One example of this was the work they did with the Jess King campaign in 2018. LSU made it clear that they worked toward the same goal King and her campaign. However, they did so independently and without coordination.
While LSU is non-partisan, they acknowledge that the Democratic Party is the best option for them to back at this time. At the same time, they believe that the two-party system is broken and they want to see it change.
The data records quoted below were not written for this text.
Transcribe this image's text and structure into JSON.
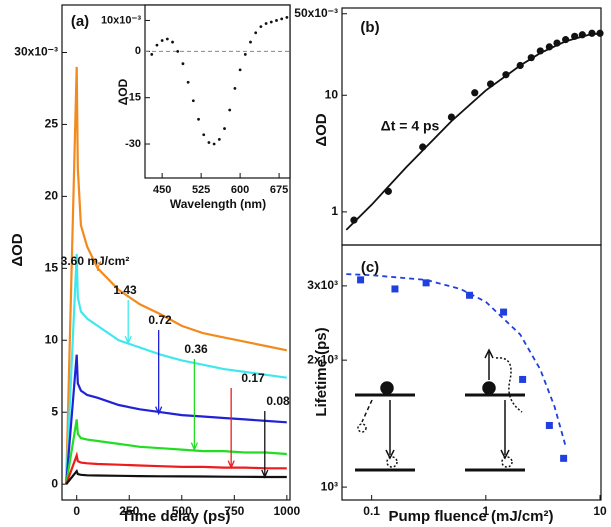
{
  "chart_data": [
    {
      "type": "line",
      "panel_label": "(a)",
      "xlabel": "Time delay (ps)",
      "ylabel": "ΔOD",
      "xlim": [
        -70,
        1015
      ],
      "ylim": [
        -1.1,
        33.3
      ],
      "xticks": [
        0,
        250,
        500,
        750,
        1000
      ],
      "yticks": [
        0,
        5,
        10,
        15,
        20,
        25,
        {
          "value": 30,
          "label": "30x10⁻³"
        }
      ],
      "x": [
        -50,
        0,
        5,
        20,
        50,
        100,
        200,
        300,
        400,
        500,
        600,
        700,
        800,
        900,
        1000
      ],
      "series": [
        {
          "color": "#f28a1e",
          "values": [
            0,
            29,
            22,
            18,
            16.5,
            15,
            13.5,
            12.5,
            11.8,
            11,
            10.5,
            10.2,
            9.9,
            9.6,
            9.3
          ]
        },
        {
          "color": "#3fe8ee",
          "values": [
            0,
            16,
            13,
            12,
            11.5,
            11,
            10,
            9.5,
            9,
            8.6,
            8.3,
            8,
            7.8,
            7.6,
            7.4
          ]
        },
        {
          "color": "#1f22d6",
          "values": [
            0,
            9,
            7,
            6.5,
            6.2,
            6,
            5.5,
            5.2,
            5,
            4.8,
            4.7,
            4.6,
            4.5,
            4.4,
            4.3
          ]
        },
        {
          "color": "#22dd22",
          "values": [
            0,
            4.5,
            3.5,
            3.2,
            3.1,
            3,
            2.8,
            2.6,
            2.5,
            2.4,
            2.3,
            2.3,
            2.2,
            2.2,
            2.1
          ]
        },
        {
          "color": "#ee1c1c",
          "values": [
            0,
            2,
            1.6,
            1.5,
            1.45,
            1.4,
            1.35,
            1.3,
            1.25,
            1.2,
            1.2,
            1.15,
            1.15,
            1.1,
            1.1
          ]
        },
        {
          "color": "#111111",
          "values": [
            0,
            0.9,
            0.7,
            0.65,
            0.62,
            0.6,
            0.58,
            0.56,
            0.55,
            0.54,
            0.53,
            0.52,
            0.51,
            0.5,
            0.5
          ]
        }
      ],
      "annotations": [
        {
          "text": "3.60 mJ/cm²",
          "x": 100,
          "y": 15,
          "color": "#f28a1e"
        },
        {
          "text": "1.43",
          "x": 245,
          "y": 9.8,
          "color": "#3fe8ee"
        },
        {
          "text": "0.72",
          "x": 390,
          "y": 4.9,
          "color": "#1f22d6"
        },
        {
          "text": "0.36",
          "x": 560,
          "y": 2.4,
          "color": "#22dd22"
        },
        {
          "text": "0.17",
          "x": 735,
          "y": 1.15,
          "color": "#ee1c1c"
        },
        {
          "text": "0.08",
          "x": 895,
          "y": 0.5,
          "color": "#111111"
        }
      ]
    },
    {
      "type": "scatter",
      "xlabel": "Wavelength (nm)",
      "ylabel": "ΔOD",
      "xlim": [
        417,
        696
      ],
      "ylim": [
        -41,
        15
      ],
      "xticks": [
        450,
        525,
        600,
        675
      ],
      "yticks": [
        -30,
        -15,
        0,
        {
          "value": 10,
          "label": "10x10⁻³"
        }
      ],
      "reference_line": 0,
      "series": [
        {
          "color": "#111111",
          "marker": "dot",
          "x": [
            430,
            440,
            450,
            460,
            470,
            480,
            490,
            500,
            510,
            520,
            530,
            540,
            550,
            560,
            570,
            580,
            590,
            600,
            610,
            620,
            630,
            640,
            650,
            660,
            670,
            680,
            690
          ],
          "values": [
            -1,
            2,
            3.5,
            4,
            3,
            0,
            -4,
            -10,
            -16,
            -22,
            -27,
            -29.5,
            -30,
            -28.5,
            -25,
            -19,
            -12,
            -6,
            -1,
            3,
            6,
            8,
            9,
            9.5,
            10,
            10.5,
            11
          ]
        }
      ]
    },
    {
      "type": "scatter",
      "panel_label": "(b)",
      "ylabel": "ΔOD",
      "annotation": "Δt = 4 ps",
      "xlog": true,
      "ylog": true,
      "xlim": [
        0.055,
        10.2
      ],
      "ylim": [
        0.52,
        56
      ],
      "yticks": [
        1,
        10,
        {
          "value": 50,
          "label": "50x10⁻³"
        }
      ],
      "series": [
        {
          "color": "#111111",
          "marker": "circle",
          "x": [
            0.07,
            0.14,
            0.28,
            0.5,
            0.8,
            1.1,
            1.5,
            2,
            2.5,
            3,
            3.6,
            4.2,
            5,
            6,
            7,
            8.5,
            10
          ],
          "values": [
            0.85,
            1.5,
            3.6,
            6.5,
            10.5,
            12.5,
            15,
            18,
            21,
            24,
            26,
            28,
            30,
            32,
            33,
            34,
            34
          ]
        },
        {
          "color": "#111111",
          "style": "solid",
          "x": [
            0.06,
            0.1,
            0.2,
            0.5,
            1,
            2,
            3,
            5,
            8,
            10
          ],
          "values": [
            0.7,
            1.15,
            2.4,
            6,
            11,
            18,
            23,
            29,
            33,
            34
          ]
        }
      ]
    },
    {
      "type": "scatter",
      "panel_label": "(c)",
      "xlabel": "Pump fluence (mJ/cm²)",
      "ylabel": "Lifetime (ps)",
      "xlog": true,
      "ylog": true,
      "xlim": [
        0.055,
        10.2
      ],
      "ylim": [
        932,
        3750
      ],
      "xticks": [
        0.1,
        1,
        10
      ],
      "yticks": [
        {
          "value": 1000,
          "label": "10³"
        },
        {
          "value": 2000,
          "label": "2x10³"
        },
        {
          "value": 3000,
          "label": "3x10³"
        }
      ],
      "series": [
        {
          "color": "#1f3fe0",
          "marker": "square",
          "x": [
            0.08,
            0.16,
            0.3,
            0.72,
            1.43,
            2.1,
            3.6,
            4.8
          ],
          "values": [
            3100,
            2950,
            3050,
            2850,
            2600,
            1800,
            1400,
            1170
          ]
        },
        {
          "color": "#1f3fe0",
          "style": "dashed",
          "x": [
            0.06,
            0.1,
            0.3,
            0.6,
            1,
            2,
            3,
            4,
            5
          ],
          "values": [
            3200,
            3180,
            3100,
            2950,
            2750,
            2300,
            1900,
            1550,
            1250
          ]
        }
      ]
    }
  ]
}
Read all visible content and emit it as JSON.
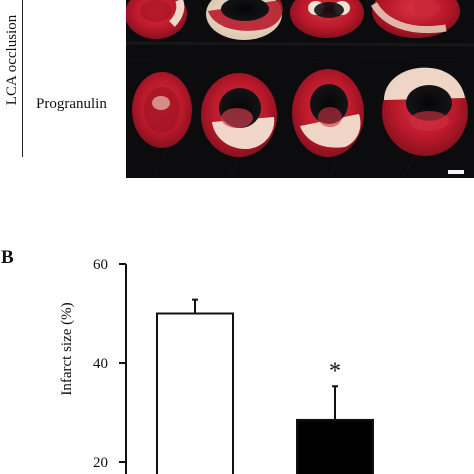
{
  "panel_a": {
    "group_label": "LCA occlusion",
    "row_label": "Progranulin"
  },
  "panel_b": {
    "panel_label": "B"
  },
  "chart_data": {
    "type": "bar",
    "title": "",
    "xlabel": "",
    "ylabel": "Infarct size (%)",
    "ylim": [
      20,
      60
    ],
    "yticks": [
      20,
      40,
      60
    ],
    "categories": [
      "",
      ""
    ],
    "values": [
      50,
      28.5
    ],
    "errors": [
      2.8,
      6.8
    ],
    "fills": [
      "#ffffff",
      "#000000"
    ],
    "annotations": [
      "",
      "*"
    ],
    "grid": false
  }
}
LSU engages with the community by talking about the issues and not really taking into account what political party the people they talk to are in Gress worked in New Holland and was a working citizen that had issues with the system, but did not really know what to do about his concerns. LSU held a town hall and Gress attended. The meeting influenced him to join the group and he has become more actively involved with them.
Stories like these are incredibly common. Jess King was originally a part of LSU as was current Manheim Township commissioner, Allison Troy. King went door to door while she was in LSU and during her campaign against Lloyd Smucker to talk to people about their concerns and to actively engage with them about the issues.
This ethos guides how LSU conducts itself as an organization.
One of the campaigns that LSU was actively a part of was preventing GeoGroup from being involved in a prison building initiative in Lancaster county. LSU was successful in preventing the for-profit prison group from setting up in Lancaster and they consider that a monumental victory for the community.
GeoGroup, according to LSU, is the same prison company that has internment camps on the southern border. Booth was adamant that LSU had to stop GeoGroup from getting in Lancaster county.
This would be a good spot for a quote from Booth reiterating that idea
The campaign was done by having members of LSU sit-in on commissioner meetings concerning the GeoGroup issue. During some of the meetings, LSU reports there were an estimated 200 residents in attendance. LSU also reported that the commissioners eventually rejected the GeoGroup proposal for prison privatization.
LSU considers this victor to be one of the group’s crowning achievements, but they also consider it a victory for Lancaster county as a whole.
As for the national news of the impeachment inquiry, LSU does not really look at it that much, stating that it is far away and not an immediate concern. This is not to say they do not care, but they cannot do much about it so they are focusing more on issues they can impact in Lancaster.
Some of these issues include the Muslim ban, which they adamantly opposed and the aforementioned GeoGroup. They were involved with the March for our Lives protest that had around 5,000 people in attendance.
As for some current issues, LSU states that they stand with Franklin and Marshall students and all that they are trying to accomplish to get rid of racism in their college.
One last issue that LSU wanted to make clear is that they have a set way that they go about endorsing presidential candidates. They have not made an endorsement as of yet, but they are in the process of debate and will be voting on that.